The Roadside Fruit Seller


Photograph Print by Yip Cheong Fun.

This artwork is mounted on matboard.

Down Memory Lane in Singapore:
The Roadside Fruit Seller

The picture of the Chinatown fruit seller was taken in the Fifties. At that time, there were myriads of street stalls on the roads in Chinatown. Following the world depression in the Thirties, people in Chinatown, unable to find work, turned to street hawking. Although the street stalls added a certain charm to the social and cultural landscape, they nevertheless posed a problem to the authorities. The fact remains that many stallholders operated under less than desirable conditions, due to lack of piped water supply and inadequate facilities to prepare and cook their food. To compound the problem, the authorities and the general public had to deal with the indiscriminate disposal of wastes into drains. This caused a pollution problem. In the Seventies, the hawker problem was tackled in a comprehensive way by the government when an island-wide census was carried out. Following this, hawkers were registered, and later they were issued with temporary hawker licenses. In 1970, an exercise to relocate the hawkers started successfully.

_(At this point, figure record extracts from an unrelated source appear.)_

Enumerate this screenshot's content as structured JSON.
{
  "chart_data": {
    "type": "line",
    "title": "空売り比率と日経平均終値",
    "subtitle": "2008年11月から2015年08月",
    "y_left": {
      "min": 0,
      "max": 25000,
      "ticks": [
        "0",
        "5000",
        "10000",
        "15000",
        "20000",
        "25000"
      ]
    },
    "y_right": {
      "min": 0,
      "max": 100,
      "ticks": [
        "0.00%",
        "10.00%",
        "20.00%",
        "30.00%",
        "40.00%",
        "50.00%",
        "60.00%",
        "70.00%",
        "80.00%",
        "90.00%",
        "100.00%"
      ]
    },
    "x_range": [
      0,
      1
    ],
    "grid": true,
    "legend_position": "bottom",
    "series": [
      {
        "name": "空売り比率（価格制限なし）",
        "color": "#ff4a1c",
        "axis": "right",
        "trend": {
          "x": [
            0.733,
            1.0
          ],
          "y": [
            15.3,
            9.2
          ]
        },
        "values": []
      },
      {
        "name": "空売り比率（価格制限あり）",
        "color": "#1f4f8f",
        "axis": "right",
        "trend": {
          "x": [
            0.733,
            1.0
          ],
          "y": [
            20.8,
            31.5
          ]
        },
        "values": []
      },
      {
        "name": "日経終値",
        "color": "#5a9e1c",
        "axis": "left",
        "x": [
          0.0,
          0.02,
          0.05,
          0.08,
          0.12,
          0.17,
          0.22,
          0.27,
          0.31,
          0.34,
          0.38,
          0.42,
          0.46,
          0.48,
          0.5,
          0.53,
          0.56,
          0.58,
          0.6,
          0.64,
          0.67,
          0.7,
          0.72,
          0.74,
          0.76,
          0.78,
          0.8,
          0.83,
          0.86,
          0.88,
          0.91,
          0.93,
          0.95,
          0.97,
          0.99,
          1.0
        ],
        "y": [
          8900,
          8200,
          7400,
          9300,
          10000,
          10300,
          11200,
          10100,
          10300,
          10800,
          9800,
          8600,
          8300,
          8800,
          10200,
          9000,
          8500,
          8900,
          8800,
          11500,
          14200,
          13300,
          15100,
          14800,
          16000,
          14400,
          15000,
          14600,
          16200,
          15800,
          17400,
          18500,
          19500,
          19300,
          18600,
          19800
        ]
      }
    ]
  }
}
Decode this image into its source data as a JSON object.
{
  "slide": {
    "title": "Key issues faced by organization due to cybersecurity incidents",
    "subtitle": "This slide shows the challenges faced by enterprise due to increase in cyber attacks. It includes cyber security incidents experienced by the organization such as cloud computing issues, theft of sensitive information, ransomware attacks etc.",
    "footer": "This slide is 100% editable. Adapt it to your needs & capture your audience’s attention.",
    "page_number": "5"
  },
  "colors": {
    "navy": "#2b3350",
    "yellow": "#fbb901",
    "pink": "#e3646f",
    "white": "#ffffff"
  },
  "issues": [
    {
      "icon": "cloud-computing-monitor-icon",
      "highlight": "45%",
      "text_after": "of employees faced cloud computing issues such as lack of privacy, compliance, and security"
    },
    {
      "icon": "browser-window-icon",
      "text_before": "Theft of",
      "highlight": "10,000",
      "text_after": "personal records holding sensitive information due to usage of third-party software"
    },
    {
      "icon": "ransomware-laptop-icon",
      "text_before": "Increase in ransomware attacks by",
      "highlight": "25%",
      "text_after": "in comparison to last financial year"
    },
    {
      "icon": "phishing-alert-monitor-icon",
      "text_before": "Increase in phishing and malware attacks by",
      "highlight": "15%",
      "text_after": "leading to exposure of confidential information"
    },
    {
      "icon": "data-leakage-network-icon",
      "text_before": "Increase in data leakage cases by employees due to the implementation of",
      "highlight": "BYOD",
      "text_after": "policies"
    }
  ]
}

This picture is nostalgic on several counts. Just look at the customers – the young lady wore the then fashionable samfu, a traditional oriental attire of blouse and long pants of silk or satin materials. The Chinese blouse was unusual in that the cloth buttons were placed on one side of the blouse from the neck down. The older woman wore the traditional a-mah dress. See the use of the traditional Chinese scales to measure weight, and the peculiar squatting stance of the roadside fruit seller.